2003 Indian Tamil film by N. Maharajan

Anjaneya is a 2003 Indian Tamil-language action film written and directed by N. Maharajan, starring Ajith Kumar and Meera Jasmine in the lead roles. The film, produced by S. S. Chakravarthy, had its score and soundtrack composed by Mani Sharma. The film opened on 24 October 2003 on the occasion of Diwali and failed at the box office.

== Plot ==

Paramaguru is an efficient police officer who fights against the scum of the society. He later masquerades as a thief to infiltrate into the underworld. The bad guys are surprised to find that Paramguru is the ACP and is out to get them, so they all gang up against him. In this process, a thrilling encounter takes place between the good and the evil. Paramaguru is helped in his fight against injustice by Divya, who falls in love with him.

== Production ==
The leading female role was handed to Meera Jasmine even though Reema Sen was also approached earlier for the film. The film featured Ajith Kumar in his first role as a police officer. The film was shot within 47 days, with Ajith reportedly working extra time to complete scenes. Producers downplayed any publicity for the film, releasing the audio with little fanfare and not releasing a teaser trailer.

== Soundtrack ==
The soundtrack was composed by Mani Sharma.
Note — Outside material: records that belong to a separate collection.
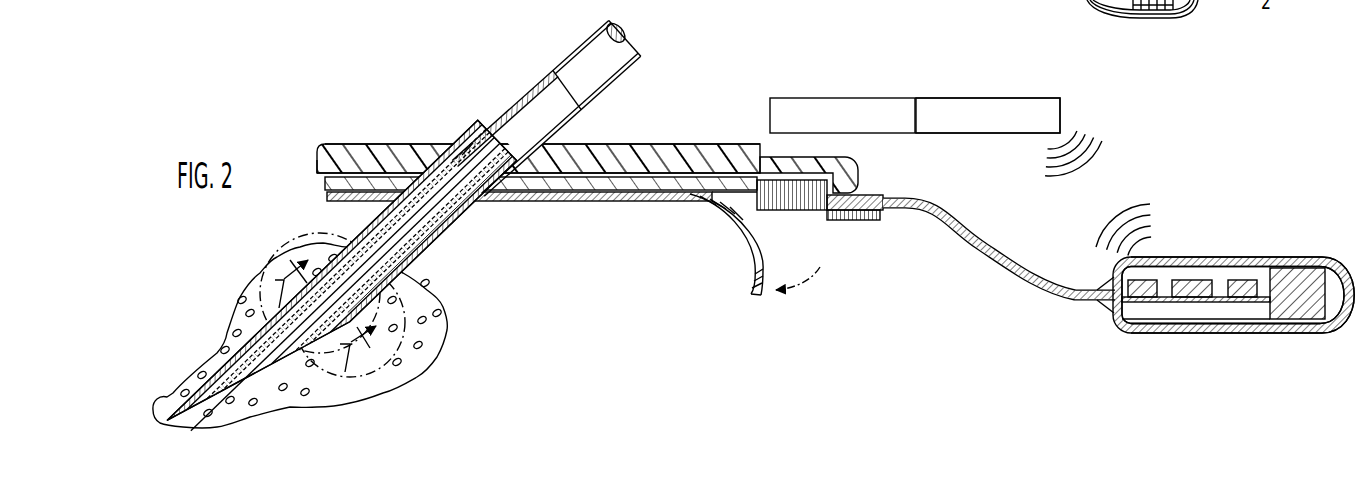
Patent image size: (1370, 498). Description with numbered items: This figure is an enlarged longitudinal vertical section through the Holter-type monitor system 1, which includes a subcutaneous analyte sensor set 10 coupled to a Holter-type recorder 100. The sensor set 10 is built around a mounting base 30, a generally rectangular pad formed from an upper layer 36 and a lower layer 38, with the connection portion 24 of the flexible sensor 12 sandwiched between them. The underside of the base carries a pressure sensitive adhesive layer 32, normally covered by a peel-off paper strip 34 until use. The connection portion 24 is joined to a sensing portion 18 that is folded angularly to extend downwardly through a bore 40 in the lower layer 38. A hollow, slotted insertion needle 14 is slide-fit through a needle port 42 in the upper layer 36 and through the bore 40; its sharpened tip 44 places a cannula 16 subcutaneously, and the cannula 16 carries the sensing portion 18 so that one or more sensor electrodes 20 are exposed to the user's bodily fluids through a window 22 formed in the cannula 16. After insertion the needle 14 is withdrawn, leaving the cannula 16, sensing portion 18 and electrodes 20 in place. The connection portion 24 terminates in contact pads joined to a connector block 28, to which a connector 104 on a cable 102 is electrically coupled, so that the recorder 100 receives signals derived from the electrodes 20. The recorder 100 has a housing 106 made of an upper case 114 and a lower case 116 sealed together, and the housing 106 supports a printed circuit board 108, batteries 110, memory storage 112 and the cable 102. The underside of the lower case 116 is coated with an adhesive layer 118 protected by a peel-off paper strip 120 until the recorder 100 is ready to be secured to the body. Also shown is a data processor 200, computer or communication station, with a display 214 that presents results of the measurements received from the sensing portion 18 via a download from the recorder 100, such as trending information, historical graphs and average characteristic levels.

The Holter-type monitor system 1 is at (923, 58).
The subcutaneous analyte sensor set 10 is at (460, 59).
The flexible sensor 12 is at (605, 145).
The insertion needle 14 is at (588, 45).
The cannula 16 is at (403, 160).
The sensing portion 18 is at (302, 365).
The sensor electrodes 20 is at (363, 312).
The window 22 is at (334, 341).
The connection portion 24 is at (703, 143).
The connector block 28 is at (793, 210).
The mounting base 30 is at (367, 134).
The adhesive layer 32 is at (740, 197).
The peel-off paper strip 34 is at (750, 237).
The upper layer 36 is at (338, 143).
The lower layer 38 is at (318, 183).
The bore 40 is at (483, 212).
The needle port 42 is at (473, 143).
The sharpened tip 44 is at (167, 403).
The Holter-type recorder 100 is at (1243, 203).
The cable 102 is at (1000, 258).
The connector 104 is at (855, 222).
The housing 106 is at (1290, 241).
The printed circuit board 108 is at (1158, 302).
The batteries 110 is at (1318, 275).
The memory storage 112 is at (1235, 302).
The upper case 114 is at (1168, 258).
The lower case 116 is at (1328, 333).
The adhesive layer 118 is at (1268, 334).
The peel-off paper strip 120 is at (1237, 335).
The data processor 200 is at (990, 97).
The display 214 is at (850, 97).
| No. | Title | Lyrics | Singer(s) | Length |
|---|---|---|---|---|
| 1. | "Agap Porula" | Kabilan | P. Unnikrishnan, Sujatha | 5:52 |
| 2. | "Ovvoru Naalum" | Kabilan | Tippu, Chorus | 6:05 |
| 3. | "Paavadai Panjavarnam" | Kabilan | Shankar Mahadevan, Chorus | 5:15 |
| 4. | "Paisa Gopuram" | Vairamuthu | Karthik, Anuradha Sriram | 5:30 |
| 5. | "Vennila Vennila" | Vairamuthu | Udit Narayan, Harini | 6:04 |
| Total length: |  |  |  | 28:46 |

== Reception ==
Malathi Rangarajan from The Hindu wrote, "The lack of consistency in the treatment affects the film [to] no end. Ajit, the roly-poly hero, could have tried to give an intelligent slant to the portrayal. He doesn't", and criticised Maharajan's direction. Malini Mannath of Chennai Online wrote, "What Anjaneya suffers from is a weak script, a narration that goes off the tangent many a time, and too many characters making their entries with nothing substantial to do, particularly in the second half of the film". The film performed poorly at the box office, which Ajith attributed to over-expectations of audiences. Rajasekhar had bought the Telugu remake rights to the film a month before it was released.